Он казался ей живым существом — красивым, спокойным и добрым. Зимой она тосковала по его зелени, чудилось, будто земля и деревья промерзли, и Лариса боялась, что не увидит здесь больше ни травы, ни цветов, ни листьев.

— Скорее бы весна, — сказала она. — Ты не хмурься, все будет хорошо.

— Будет, будет, — проворчал он. — Когда? Как только речь заходит о чем-нибудь хорошем, мы пользуемся лишь глаголами будущего времени… — Он поднял воротник пальто. — Впрочем… поживем, увидим. Вот привыкну к вашей семье, к вашей квартире, к твоему письменному столу… Копытова переведут в другое место…

Лариса понимала, что это нехорошо — смеяться, когда любимому грустно. Она прикрыла рот муфтой, промолчала, но не выдержала и спросила счастливым шепотом:

— Ты сына хочешь или дочь?

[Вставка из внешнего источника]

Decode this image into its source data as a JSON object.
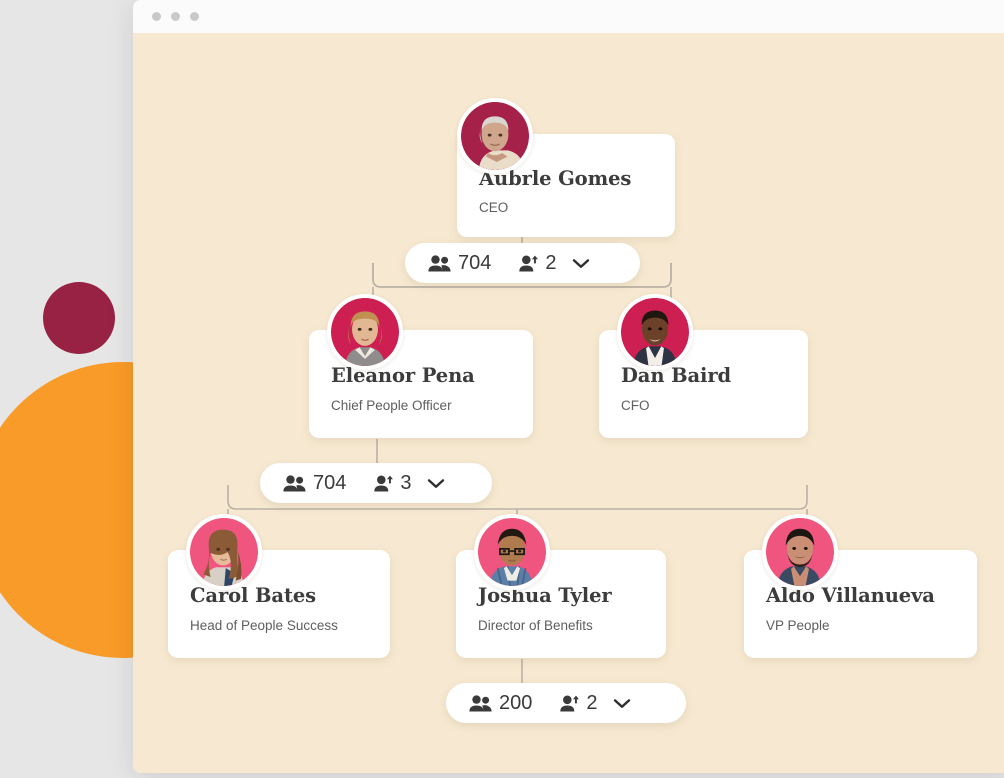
{
  "window": {
    "title_bar": {
      "dots": [
        "window-dot-1",
        "window-dot-2",
        "window-dot-3"
      ],
      "dot_color": "#C9C9C9"
    },
    "canvas_color": "#F7E9D1"
  },
  "decor": {
    "maroon_circle_color": "#972243",
    "orange_circle_color": "#F99B28",
    "page_background": "#E6E6E6"
  },
  "org_chart": {
    "type": "org-tree",
    "levels": [
      {
        "level": 1,
        "nodes": [
          {
            "name": "Aubrle Gomes",
            "role": "CEO",
            "avatar_bg": "#A6214A",
            "avatar_id": "avatar-aubrle-gomes"
          }
        ]
      },
      {
        "level": 2,
        "nodes": [
          {
            "name": "Eleanor Pena",
            "role": "Chief People Officer",
            "avatar_bg": "#CE1F52",
            "avatar_id": "avatar-eleanor-pena"
          },
          {
            "name": "Dan Baird",
            "role": "CFO",
            "avatar_bg": "#CE1F52",
            "avatar_id": "avatar-dan-baird"
          }
        ]
      },
      {
        "level": 3,
        "nodes": [
          {
            "name": "Carol Bates",
            "role": "Head of People Success",
            "avatar_bg": "#EF557E",
            "avatar_id": "avatar-carol-bates"
          },
          {
            "name": "Joshua Tyler",
            "role": "Director of Benefits",
            "avatar_bg": "#EF557E",
            "avatar_id": "avatar-joshua-tyler"
          },
          {
            "name": "Aldo Villanueva",
            "role": "VP People",
            "avatar_bg": "#EF557E",
            "avatar_id": "avatar-aldo-villanueva"
          }
        ]
      }
    ],
    "pills": [
      {
        "id": "pill-level-1",
        "people_icon": "people-group-icon",
        "people_count": "704",
        "reports_icon": "person-up-arrow-icon",
        "reports_count": "2",
        "chevron": "chevron-down-icon"
      },
      {
        "id": "pill-level-2",
        "people_icon": "people-group-icon",
        "people_count": "704",
        "reports_icon": "person-up-arrow-icon",
        "reports_count": "3",
        "chevron": "chevron-down-icon"
      },
      {
        "id": "pill-level-3",
        "people_icon": "people-group-icon",
        "people_count": "200",
        "reports_icon": "person-up-arrow-icon",
        "reports_count": "2",
        "chevron": "chevron-down-icon"
      }
    ],
    "connector_color": "#B9B2A5"
  }
}
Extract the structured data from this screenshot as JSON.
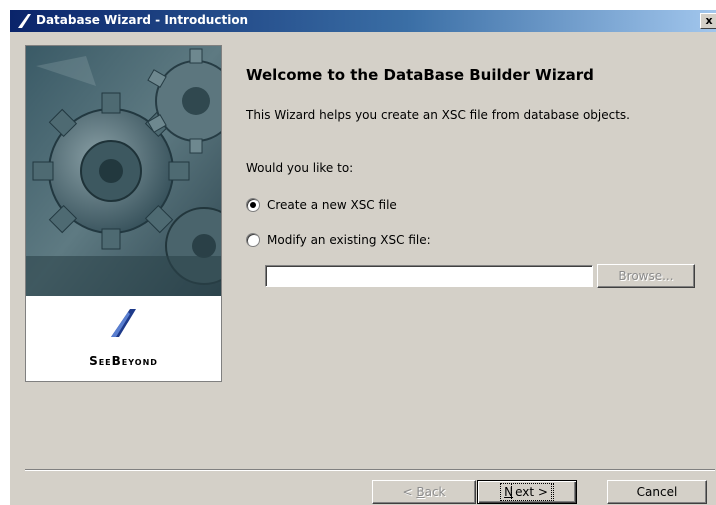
{
  "window": {
    "title": "Database Wizard - Introduction",
    "close_label": "x"
  },
  "side_panel": {
    "brand": "SeeBeyond"
  },
  "content": {
    "title": "Welcome to the DataBase Builder Wizard",
    "description": "This Wizard helps you create an XSC file from database objects.",
    "question": "Would you like to:",
    "options": [
      {
        "label": "Create a new XSC file",
        "selected": true
      },
      {
        "label": "Modify an existing XSC file:",
        "selected": false
      }
    ],
    "file_input_value": "",
    "browse_label": "Browse..."
  },
  "buttons": {
    "back": {
      "prefix": "< ",
      "mnemonic": "B",
      "rest": "ack"
    },
    "next": {
      "mnemonic": "N",
      "rest": "ext >"
    },
    "cancel": "Cancel"
  },
  "colors": {
    "titlebar_start": "#0a246a",
    "titlebar_end": "#a6caf0",
    "dialog_bg": "#d4d0c8"
  },
  "icons": [
    "seebeyond-logo-icon",
    "close-icon",
    "gears-image"
  ]
}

Когда решишь окончательно, скажи мне, учту…

— Идем домой, — быстро проговорил Олег, — у меня ноги замерзли.

Было очень холодно.

* * *

Писал Валентин торопливо, перо не успевало за мыслями. В себя он верил лишь временами, в минуты вдохновения. Сомнения в своей правоте, в своих способностях сменялись злостью, и он работал еще ожесточенней. Большие, неопределенные замыслы, желание приносить пользу, чувствовать себя нужным, незаменимым — все это не столько помогало работать, сколько усиливало неудовлетворение результатами своего труда.

Способен ли я обнаружить главное? Или всегда буду замечать в жизни только поверхностное, то, что сразу бросается в глаза? Буду ли я настоящим журналистом? Вопросов было много. Они казались Валентину признаком творческой слабости. Он задавал их себе каждый день.